Saturday, December 17, 2022

Tender Morsels

Margo Lanagan
Completed 12/10/2022, Reviewed 12/10/2022
5 stars

Terrific book.  It took me a long time to get through it, almost two weeks for about 500 pages, but it was worth it.  Judging by its cover, I thought it would be fairy tale-ish.  Instead, it was a dark fantasy about a teen who escapes her horrible existence to live in her own private heaven with her two daughters.  It was beautifully written and mostly engrossing.  Around page 400, I thought it meandered for a while before coming up to a thrilling and heart-wrenching conclusion.  This is another in my World Fantasy Award reads, winning for 2009.

Liga is barely a teenager, living with her abusive widowed father.  She conceives his children, but he gives her herbs from the local witch to stop the pregnancies.  After a series of these, she once again conceives, but this time, the father is killed on the way home.  She bears a daughter.  Within a year, she’s attacked by five teen boys leaving her pregnant again.  She’s about to drown her daughter and kill herself as well when a portal opens up and they go through it.  Suddenly she’s in another dimension, similar to where she grew up, but with none of the bad people in it.  She bears a second daughter and she raises them there in peace and happiness.  Of course, such happiness doesn’t last and one daughter finds her way back to the real world, and the mother and other daughter are soon pulled back as well.  There they must face the hardships that real life holds.

Yes, it’s very dark.  Terrible things happen to Liga and when she escapes to her own personal heaven, you feel nothing but relief for her.  She raises her daughters in a loving home with her horrific memories deeply hidden.  The oldest daughter loves nature and the wild animals.  Of course, here, the wild animals are somewhat tame.  The younger daughter is a little wilder, longing for something more than the simple peace they live in.  She does escape when she finds a portal back to the real world.  

The interesting thing about this heaven is that occasionally, it is punctured through and people from the real world find themselves in Liga’s world.  That’s where the bears come in.  The town has a bear festival and young men dress up as bears and run around chasing young women.  Every once in a while, one such bear ends up in Liga’s world as a real bear.  One such bear ends up living with the family in their peaceful existence.  Another bear with less honorable intentions does the same, but Liga can tell the difference and warns her daughters.  

The prose is tremendous, being lush without interfering with the plot.  The world building is wonderful as well, with lots of surprises throughout.  After the traumatic beginning, I wondered if Lanagan could maintain an interesting, engrossing plot.  She was more than able to accomplish this.  

I loved the characters.  I empathized with Liga and her daughters.  None of the supporting characters were cardboard cut-outs of good or bad guys.  While there is more prosy description than dialogue, the internal thoughts of the characters made them lifelike.  The form of the book is interesting.  When the story is concerning women, it is told in third person omniscient.  When the story is from men’s point of view, it is first person voice.  There are only two men, if I remember correctly, that narrate, the good bear and the not so good bear.  But it makes for an interesting juxtaposition in the perspective.  

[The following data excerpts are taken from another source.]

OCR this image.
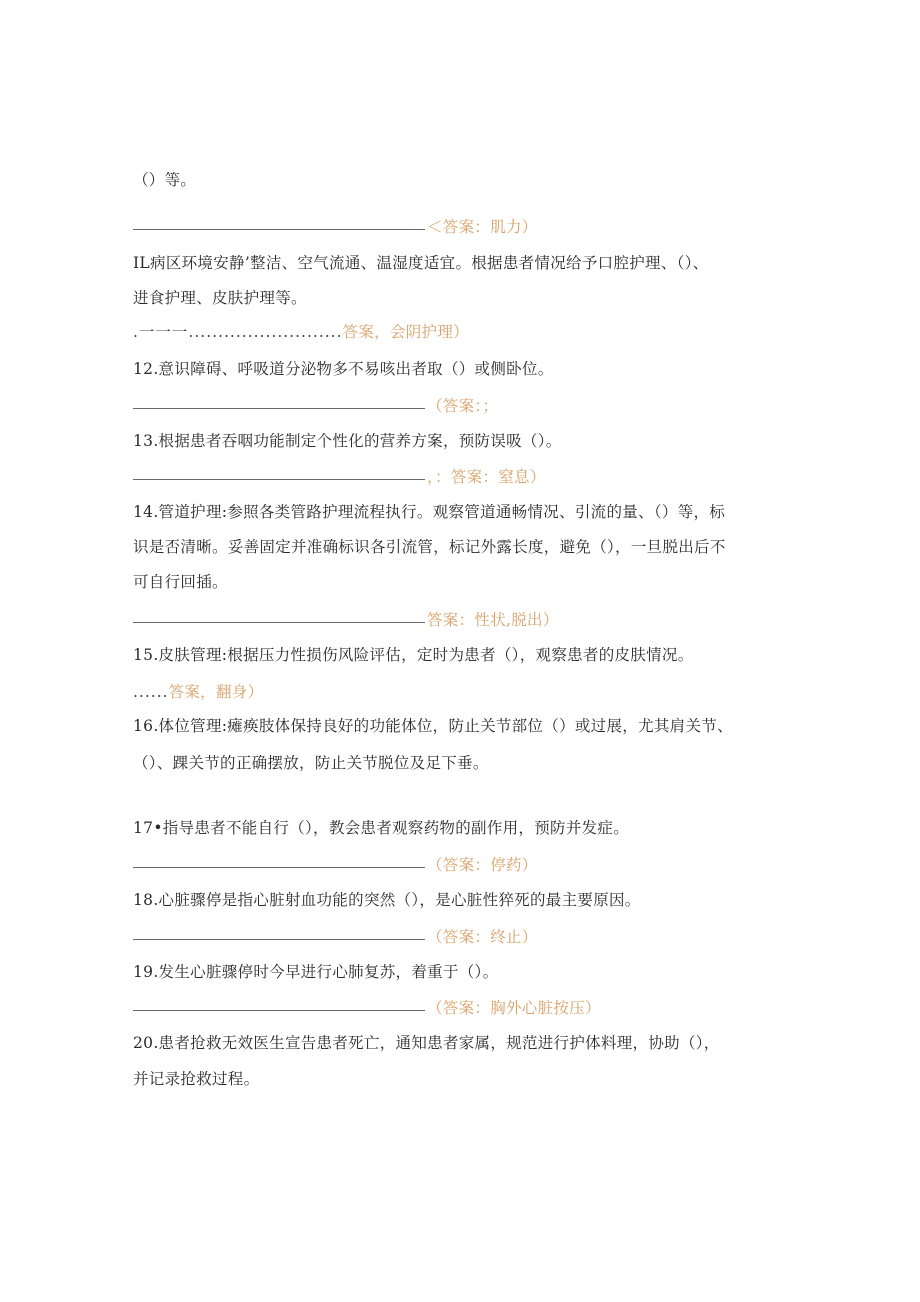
（）等。
＜答案：肌力）
IL病区环境安静’整洁、空气流通、温湿度适宜。根据患者情况给予口腔护理、（）、
进食护理、皮肤护理等。
.一一一..........................答案，会阴护理）
12.意识障碍、呼吸道分泌物多不易咳出者取（）或侧卧位。
（答案：；
13.根据患者吞咽功能制定个性化的营养方案，预防误吸（）。
，：答案：窒息）
14.管道护理:参照各类管路护理流程执行。观察管道通畅情况、引流的量、（）等，标
识是否清晰。妥善固定并准确标识各引流管，标记外露长度，避免（），一旦脱出后不
可自行回插。
答案：性状,脱出）
15.皮肤管理:根据压力性损伤风险评估，定时为患者（），观察患者的皮肤情况。
......答案，翻身）
16.体位管理:瘫痪肢体保持良好的功能体位，防止关节部位（）或过展，尤其肩关节、
（）、踝关节的正确摆放，防止关节脱位及足下垂。
17•指导患者不能自行（），教会患者观察药物的副作用，预防并发症。
（答案：停药）
18.心脏骤停是指心脏射血功能的突然（），是心脏性猝死的最主要原因。
（答案：终止）
19.发生心脏骤停时今早进行心肺复苏，着重于（）。
（答案：胸外心脏按压）
20.患者抢救无效医生宣告患者死亡，通知患者家属，规范进行护体料理，协助（），
并记录抢救过程。
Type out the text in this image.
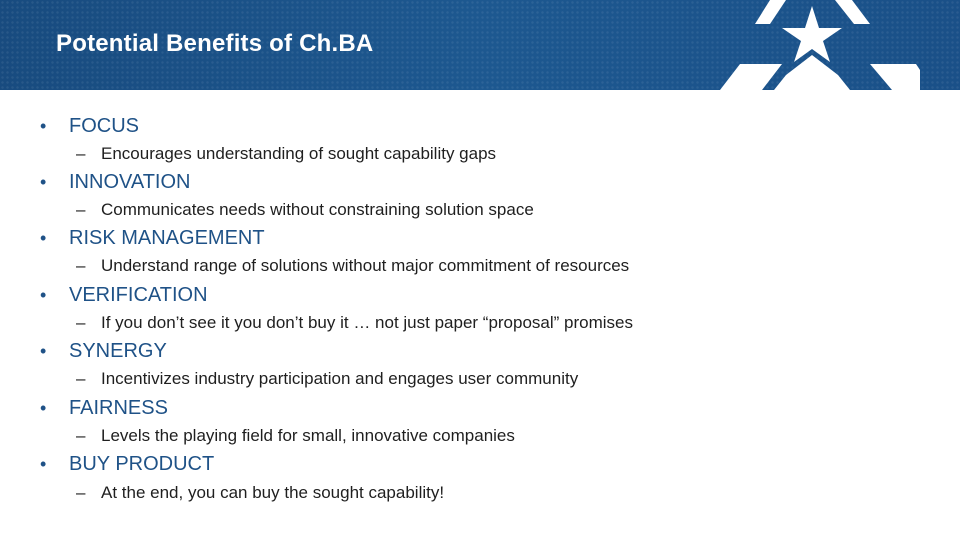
Potential Benefits of Ch.BA
•	FOCUS
– Encourages understanding of sought capability gaps
•	INNOVATION
– Communicates needs without constraining solution space
•	RISK MANAGEMENT
– Understand range of solutions without major commitment of resources
•	VERIFICATION
– If you don’t see it you don’t buy it … not just paper “proposal” promises
•	SYNERGY
– Incentivizes industry participation and engages user community
•	FAIRNESS
– Levels the playing field for small, innovative companies
•	BUY PRODUCT
– At the end, you can buy the sought capability!
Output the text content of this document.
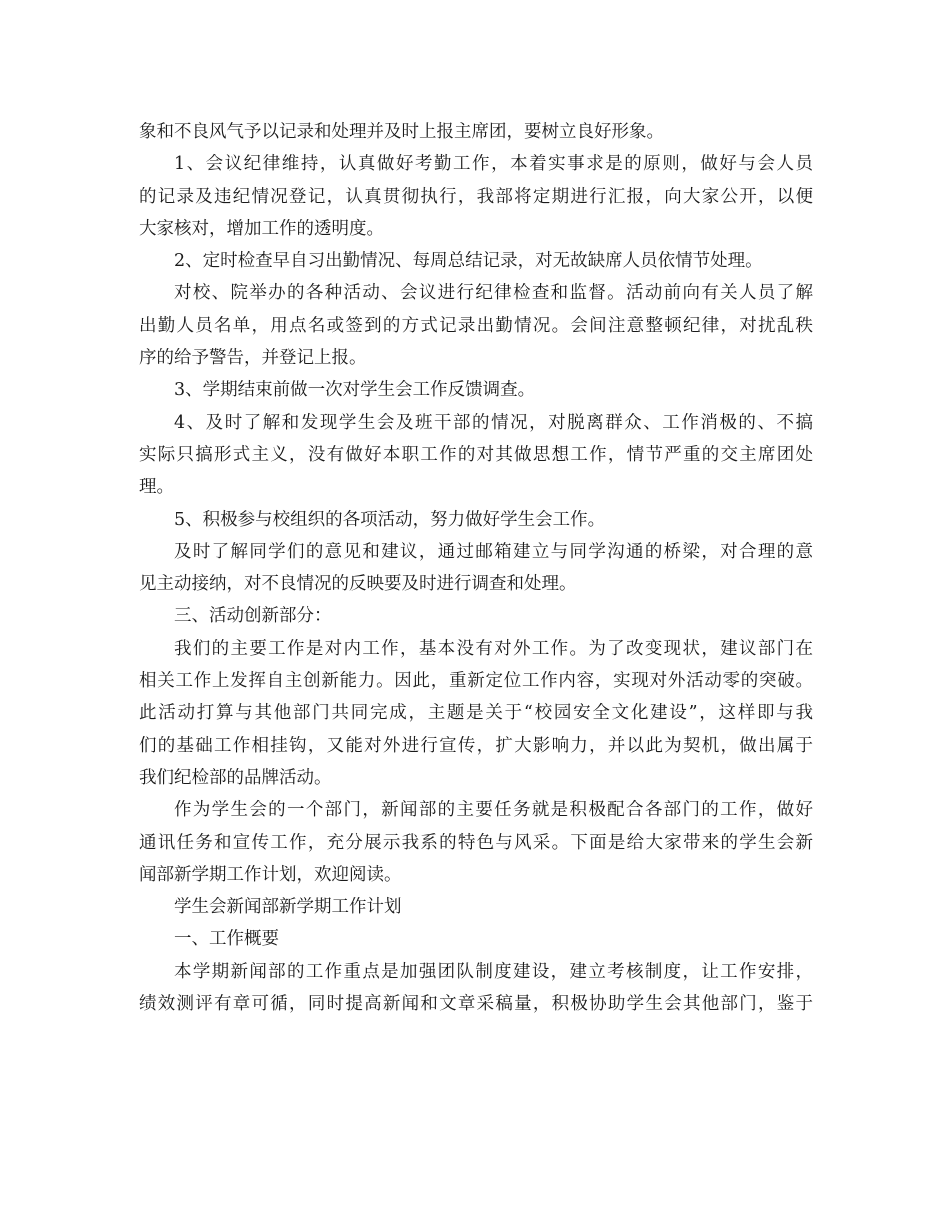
象和不良风气予以记录和处理并及时上报主席团，要树立良好形象。
1、会议纪律维持，认真做好考勤工作，本着实事求是的原则，做好与会人员
的记录及违纪情况登记，认真贯彻执行，我部将定期进行汇报，向大家公开，以便
大家核对，增加工作的透明度。
2、定时检查早自习出勤情况、每周总结记录，对无故缺席人员依情节处理。
对校、院举办的各种活动、会议进行纪律检查和监督。活动前向有关人员了解
出勤人员名单，用点名或签到的方式记录出勤情况。会间注意整顿纪律，对扰乱秩
序的给予警告，并登记上报。
3、学期结束前做一次对学生会工作反馈调查。
4、及时了解和发现学生会及班干部的情况，对脱离群众、工作消极的、不搞
实际只搞形式主义，没有做好本职工作的对其做思想工作，情节严重的交主席团处
理。
5、积极参与校组织的各项活动，努力做好学生会工作。
及时了解同学们的意见和建议，通过邮箱建立与同学沟通的桥梁，对合理的意
见主动接纳，对不良情况的反映要及时进行调查和处理。
三、活动创新部分：
我们的主要工作是对内工作，基本没有对外工作。为了改变现状，建议部门在
相关工作上发挥自主创新能力。因此，重新定位工作内容，实现对外活动零的突破。
此活动打算与其他部门共同完成，主题是关于“校园安全文化建设”，这样即与我
们的基础工作相挂钩，又能对外进行宣传，扩大影响力，并以此为契机，做出属于
我们纪检部的品牌活动。
作为学生会的一个部门，新闻部的主要任务就是积极配合各部门的工作，做好
通讯任务和宣传工作，充分展示我系的特色与风采。下面是给大家带来的学生会新
闻部新学期工作计划，欢迎阅读。
学生会新闻部新学期工作计划
一、工作概要
本学期新闻部的工作重点是加强团队制度建设，建立考核制度，让工作安排，
绩效测评有章可循，同时提高新闻和文章采稿量，积极协助学生会其他部门，鉴于
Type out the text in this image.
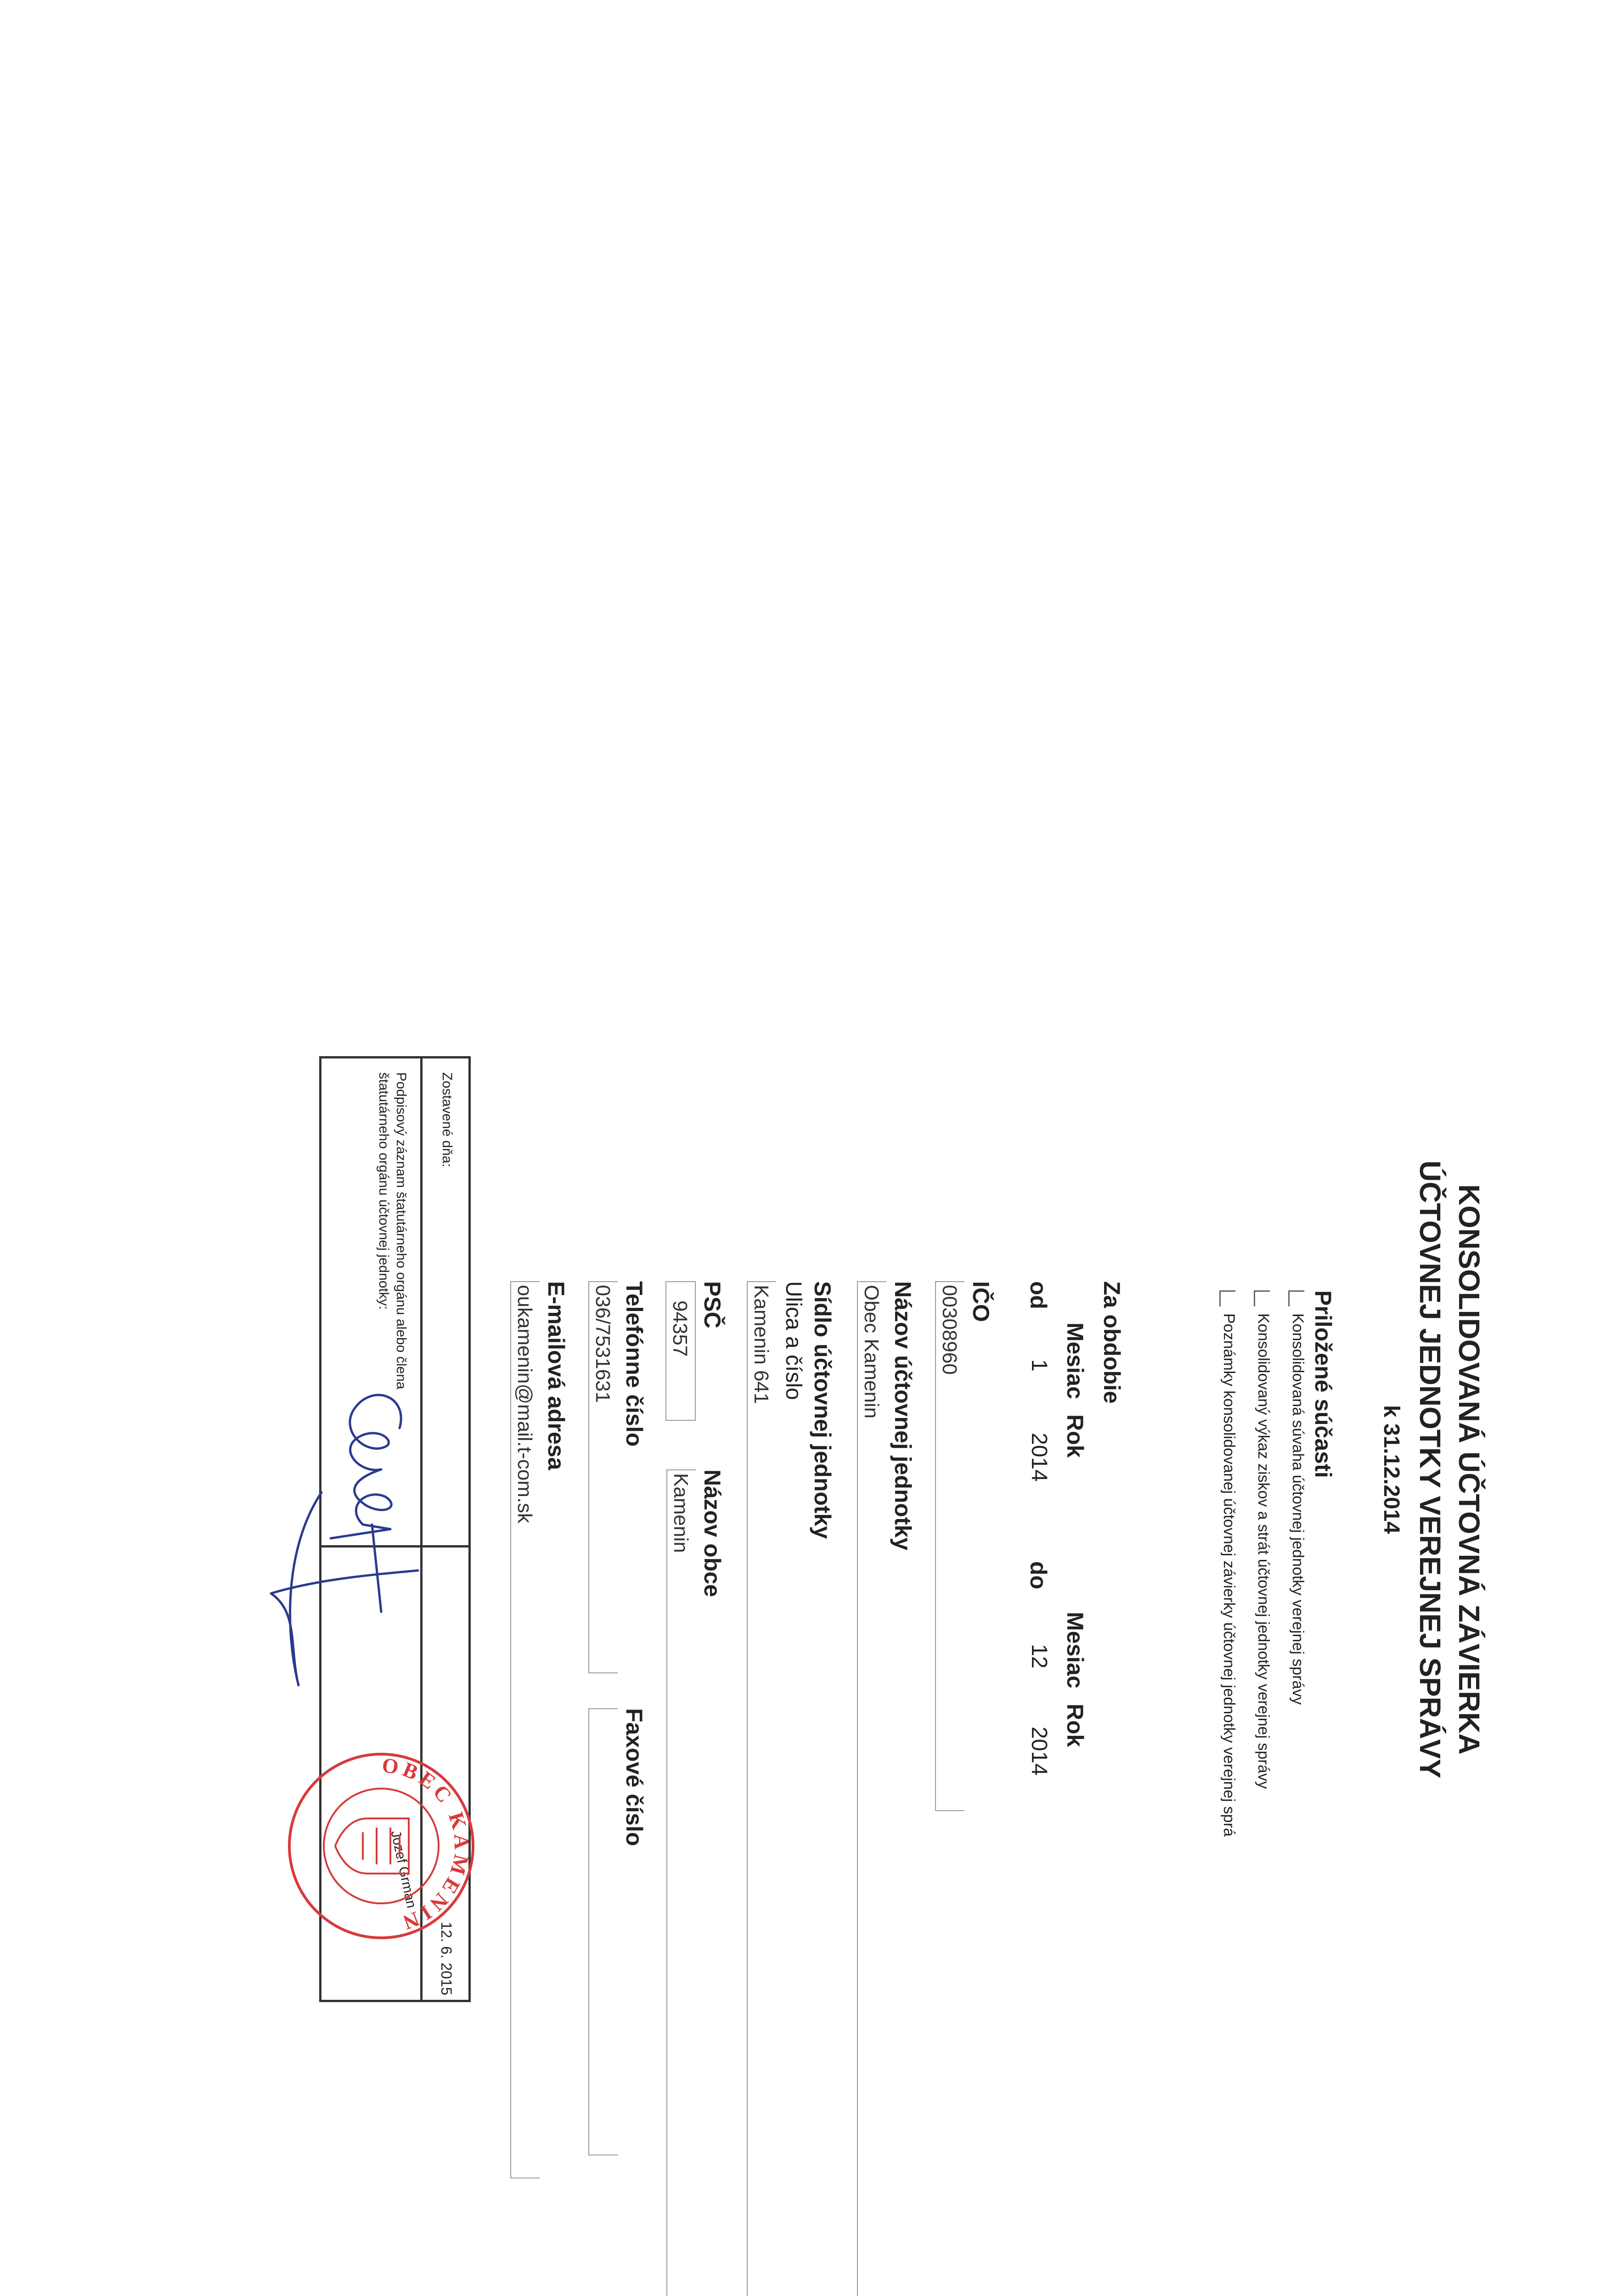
KONSOLIDOVANÁ ÚČTOVNÁ ZÁVIERKA
ÚČTOVNEJ JEDNOTKY VEREJNEJ SPRÁVY
k 31.12.2014
Priložené súčasti
Konsolidovaná súvaha účtovnej jednotky verejnej správy
Konsolidovaný výkaz ziskov a strát účtovnej jednotky verejnej správy
Poznámky konsolidovanej účtovnej závierky účtovnej jednotky verejnej sprá
Za obdobie
Mesiac
Rok
Mesiac
Rok
od
1
2014
do
12
2014
IČO
00308960
Názov účtovnej jednotky
Obec Kamenin
Sídlo účtovnej jednotky
Ulica a číslo
Kamenin 641
PSČ
Názov obce
94357
Kamenin
Telefónne číslo
Faxové číslo
036/7531631
E-mailová adresa
oukamenin@mail.t-com.sk
Zostavené dňa:
12. 6. 2015
Podpisový záznam štatutárneho orgánu alebo člena
štatutárneho orgánu účtovnej jednotky:
Jozef Grman
OBEC KAMENIN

I give this book five stars out of five.  I was deeply moved by it, particularly Liga, so much so that near the end, I could feel my gut clenching at various points.  And it is hard to not be moved by the horrific beginning unless you’re a stoic.  But that combined with the wonderful prose and the originality of the tale made for quite a terrific read.  Even the lull around page 400 couldn’t deter me from assigning this rating.